Mercoledì sembrava che a un certo punto le autorità avessero arrestato qualcuno o fossero sul punto di farlo. Una conferenza stampa dell’FBI è stata organizzata, poi rinviata e alla fine cancellata. Sia Associated Press che la CNN hanno detto intorno alle 14 ora locale che un sospetto era stato fermato e sarebbe stato portato presto davanti a un tribunale di Boston. L’FBI poco dopo ha smentito di aver arrestato qualcuno, ma intanto centinaia di persone – giornalisti, fotografi, semplici cittadini – avevano raggiunto il tribunale dove si aspettava che arrivasse il fermato; è arrivata una telefonata che minacciava la presenza di una bomba e le autorità hanno fatto evacuare rapidamente l’edificio.

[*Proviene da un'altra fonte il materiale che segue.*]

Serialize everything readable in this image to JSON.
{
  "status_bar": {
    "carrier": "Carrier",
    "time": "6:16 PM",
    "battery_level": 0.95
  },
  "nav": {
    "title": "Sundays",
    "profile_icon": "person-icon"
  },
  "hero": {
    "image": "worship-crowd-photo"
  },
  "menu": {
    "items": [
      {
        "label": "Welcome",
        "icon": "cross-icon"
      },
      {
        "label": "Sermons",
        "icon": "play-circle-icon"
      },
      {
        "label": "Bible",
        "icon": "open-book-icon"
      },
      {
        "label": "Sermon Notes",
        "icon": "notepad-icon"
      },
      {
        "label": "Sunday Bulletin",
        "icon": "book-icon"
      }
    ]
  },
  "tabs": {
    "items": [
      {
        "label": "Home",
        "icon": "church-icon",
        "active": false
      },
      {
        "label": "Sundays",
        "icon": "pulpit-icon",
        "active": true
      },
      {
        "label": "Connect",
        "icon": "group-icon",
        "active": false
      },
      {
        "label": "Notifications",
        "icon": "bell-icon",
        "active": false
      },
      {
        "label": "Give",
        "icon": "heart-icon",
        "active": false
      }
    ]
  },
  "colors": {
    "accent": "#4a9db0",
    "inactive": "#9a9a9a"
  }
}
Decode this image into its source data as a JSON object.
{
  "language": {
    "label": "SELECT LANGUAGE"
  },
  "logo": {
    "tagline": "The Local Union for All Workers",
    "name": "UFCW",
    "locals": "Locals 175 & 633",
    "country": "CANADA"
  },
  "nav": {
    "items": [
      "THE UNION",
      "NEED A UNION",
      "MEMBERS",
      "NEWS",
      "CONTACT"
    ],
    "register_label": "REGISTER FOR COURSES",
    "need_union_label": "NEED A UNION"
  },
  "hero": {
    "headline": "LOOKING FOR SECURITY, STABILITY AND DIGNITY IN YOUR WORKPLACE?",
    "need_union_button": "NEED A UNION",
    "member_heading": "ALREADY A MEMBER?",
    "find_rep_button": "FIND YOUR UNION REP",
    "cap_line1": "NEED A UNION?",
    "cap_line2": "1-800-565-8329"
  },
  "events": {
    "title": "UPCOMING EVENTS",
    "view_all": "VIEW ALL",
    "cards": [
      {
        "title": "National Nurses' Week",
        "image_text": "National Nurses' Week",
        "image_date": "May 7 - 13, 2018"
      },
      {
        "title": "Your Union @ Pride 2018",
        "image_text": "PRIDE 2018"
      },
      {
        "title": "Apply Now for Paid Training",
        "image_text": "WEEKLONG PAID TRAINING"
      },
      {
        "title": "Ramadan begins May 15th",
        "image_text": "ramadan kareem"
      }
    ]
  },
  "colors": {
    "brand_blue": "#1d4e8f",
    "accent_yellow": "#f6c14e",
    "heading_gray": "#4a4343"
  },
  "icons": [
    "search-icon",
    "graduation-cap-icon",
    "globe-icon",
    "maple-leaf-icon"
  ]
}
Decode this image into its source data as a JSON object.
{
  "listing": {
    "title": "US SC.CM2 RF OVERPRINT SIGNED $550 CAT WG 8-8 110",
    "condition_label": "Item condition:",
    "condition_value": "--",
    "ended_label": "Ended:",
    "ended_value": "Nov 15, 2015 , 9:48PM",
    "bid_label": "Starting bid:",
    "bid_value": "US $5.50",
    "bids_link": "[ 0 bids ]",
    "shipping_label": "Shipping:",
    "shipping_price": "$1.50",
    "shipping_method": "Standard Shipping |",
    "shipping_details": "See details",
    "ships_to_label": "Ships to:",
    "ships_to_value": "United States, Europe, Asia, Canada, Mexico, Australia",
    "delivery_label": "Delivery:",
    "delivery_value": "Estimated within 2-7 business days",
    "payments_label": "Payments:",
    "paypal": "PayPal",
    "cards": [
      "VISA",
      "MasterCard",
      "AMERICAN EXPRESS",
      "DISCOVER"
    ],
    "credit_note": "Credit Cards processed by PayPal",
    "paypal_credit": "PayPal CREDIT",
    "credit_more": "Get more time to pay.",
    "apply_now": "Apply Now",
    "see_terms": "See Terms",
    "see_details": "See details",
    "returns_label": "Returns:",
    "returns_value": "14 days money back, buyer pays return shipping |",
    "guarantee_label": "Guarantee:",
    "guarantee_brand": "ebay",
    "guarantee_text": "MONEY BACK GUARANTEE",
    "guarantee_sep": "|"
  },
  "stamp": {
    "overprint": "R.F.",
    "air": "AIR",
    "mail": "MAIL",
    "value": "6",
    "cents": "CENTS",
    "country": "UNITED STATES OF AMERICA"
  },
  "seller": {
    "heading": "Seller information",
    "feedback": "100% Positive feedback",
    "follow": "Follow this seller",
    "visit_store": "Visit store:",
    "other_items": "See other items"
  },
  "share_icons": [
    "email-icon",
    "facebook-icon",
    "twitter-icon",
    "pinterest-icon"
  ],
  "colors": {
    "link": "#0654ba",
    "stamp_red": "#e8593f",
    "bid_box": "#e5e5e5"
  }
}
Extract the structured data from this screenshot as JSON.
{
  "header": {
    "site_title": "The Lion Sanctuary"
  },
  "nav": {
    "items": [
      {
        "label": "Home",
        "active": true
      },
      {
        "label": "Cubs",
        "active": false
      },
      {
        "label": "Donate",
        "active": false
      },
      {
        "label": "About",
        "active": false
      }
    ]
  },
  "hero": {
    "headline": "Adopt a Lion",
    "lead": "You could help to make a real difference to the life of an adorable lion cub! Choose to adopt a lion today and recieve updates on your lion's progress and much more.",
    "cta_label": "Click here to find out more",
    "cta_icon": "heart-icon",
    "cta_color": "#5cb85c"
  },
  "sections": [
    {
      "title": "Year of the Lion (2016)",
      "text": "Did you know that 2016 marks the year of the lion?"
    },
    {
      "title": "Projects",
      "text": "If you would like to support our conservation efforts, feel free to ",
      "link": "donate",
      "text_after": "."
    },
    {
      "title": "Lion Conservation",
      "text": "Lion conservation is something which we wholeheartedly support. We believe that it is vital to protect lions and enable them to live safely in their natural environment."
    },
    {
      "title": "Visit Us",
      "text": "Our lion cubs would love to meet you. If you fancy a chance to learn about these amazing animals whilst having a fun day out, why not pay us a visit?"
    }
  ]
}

Diversi giornali americani oggi scrivono di episodi simili in altre parti del paese, a testimoniare il clima. A Oklahoma City, la città del devastante attentato del 1995, il municipio è stato evacuato a causa della presenza di un furgone rubato sospetto sulla strada (non c’era nessuna bomba, si è saputo poi). A Washington lettere contenenti sostanze “sospette” sono arrivate a due senatori e una è stata intercettata prima che arrivasse alla Casa Bianca, diretta al presidente Obama. Negli ultimi due giorni la polizia di New York ha ricevuto 143 segnalazioni di pacchi o borse “sospette” in giro per la città, un aumento del 300 per cento rispetto alla norma.

Oggi, giovedì, si terrà una cerimonia funebre per le tre persone uccise dalle bombe. Sarà presente anche il presidente Barack Obama.